Grazie a Irma Records, Victoria Leoni, Gianluca Mancini e Michele Ranauro che hanno creduto nel progetto.
IR: La tua formazione include teatro e arti visive: quanto questi linguaggi influenzano la tua scrittura musicale e la tua presenza scenica?
MP: Tutto quello che ho studiato a livello visivo e teatrale è stato e lo è ancora oggi fondamentale per il mio tipo di scrittura e il mio modo di cantare che è in continua evoluzione e sperimentazione.
IR: Cosa significa per te “sperimentare” oggi, nella musica, spesso omologata e ‘piatta’?
MP: Per me sperimentare vuol dire, quello che ho sempre fatto, per me tutto deve partire da un’emozione, da un’esperienza di vita, e da un’esigenza impellente di esprimerla. Quando ho accettato l’omologazione, è stato faticosissimo e inutile, anzi, a mio modo di vedere, ha sminuito il mio linguaggio, quindi continuerò a essere coerente a come sono, non ho nulla da perdere, solo da imparare, non è forse così anche la vita? Una continua evoluzione.
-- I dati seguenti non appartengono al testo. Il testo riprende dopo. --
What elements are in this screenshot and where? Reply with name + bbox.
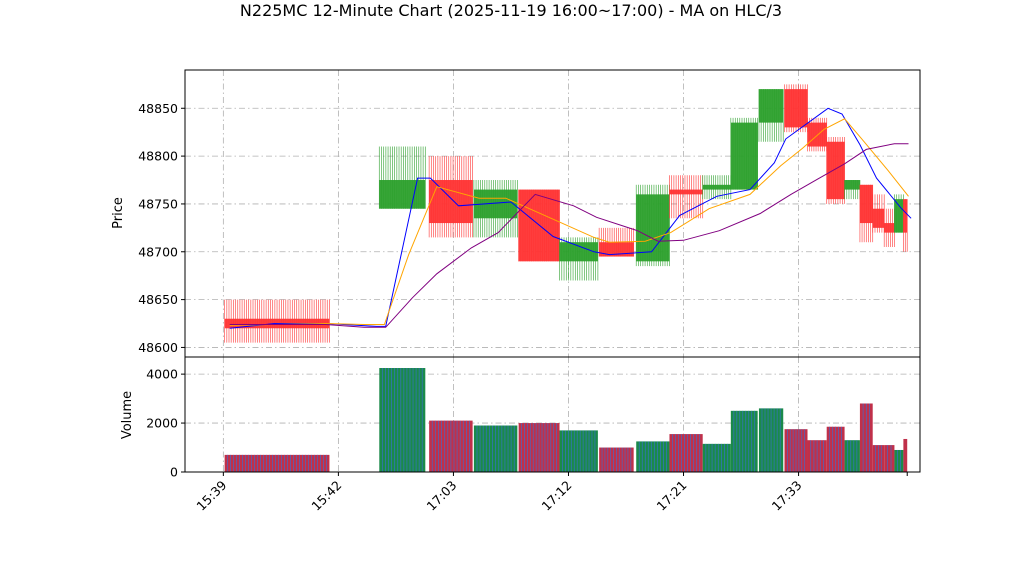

IR: Cuore Leggero è il tuo secondo album cosa ti auguri che il pubblico colga da questo nuovo lavoro?
MP: Sinceramente non so cosa aspettarmi da chi ascolta , o chi avrà voglia di ascoltare il mio album, naturalmente mi piacerebbe che emozionasse, sono stata molto vera in tutti i brani, che sono anche molto diversi tra loro, di alcuni sono particolarmente soddisfatta, di altri meno, anzi se ne avessi la possibilità oggi li arrangerei o canterei in modo diverso, è sempre così.
IR: Porterai live le canzoni di Cuore leggero? Se sì da chi sarai accompagnata?
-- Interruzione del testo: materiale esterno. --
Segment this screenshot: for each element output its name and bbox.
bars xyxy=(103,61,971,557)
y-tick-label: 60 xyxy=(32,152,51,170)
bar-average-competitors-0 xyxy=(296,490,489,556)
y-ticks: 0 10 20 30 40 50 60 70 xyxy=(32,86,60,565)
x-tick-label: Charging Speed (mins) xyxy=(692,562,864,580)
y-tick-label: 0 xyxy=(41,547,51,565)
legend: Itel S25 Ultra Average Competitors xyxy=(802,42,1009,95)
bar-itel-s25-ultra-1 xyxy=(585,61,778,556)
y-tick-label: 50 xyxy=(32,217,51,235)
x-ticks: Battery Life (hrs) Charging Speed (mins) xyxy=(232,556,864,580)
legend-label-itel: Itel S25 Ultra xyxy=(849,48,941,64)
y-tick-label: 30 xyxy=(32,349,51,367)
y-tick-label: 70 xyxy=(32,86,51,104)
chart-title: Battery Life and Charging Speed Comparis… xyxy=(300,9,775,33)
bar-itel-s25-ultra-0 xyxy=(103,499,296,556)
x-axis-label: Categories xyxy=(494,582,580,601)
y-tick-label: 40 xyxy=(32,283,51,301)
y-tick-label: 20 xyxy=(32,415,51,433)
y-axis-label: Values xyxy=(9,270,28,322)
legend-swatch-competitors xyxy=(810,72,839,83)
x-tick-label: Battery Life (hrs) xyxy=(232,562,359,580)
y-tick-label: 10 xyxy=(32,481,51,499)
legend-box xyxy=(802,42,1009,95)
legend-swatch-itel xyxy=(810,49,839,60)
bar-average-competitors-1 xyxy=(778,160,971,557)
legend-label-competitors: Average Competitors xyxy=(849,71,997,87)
MP: Devo ancora capire come portare live questo album, prima di tutto vorrei trovare dei luoghi particolari, ameni, mi sono messa alla ricerca da tempo ma non è semplice, e se riuscirò a portarlo dal vivo sarà una commistione di musica analogica elettronica che accompagnerà la mia voce, pochi elementi in scena ma incisivi.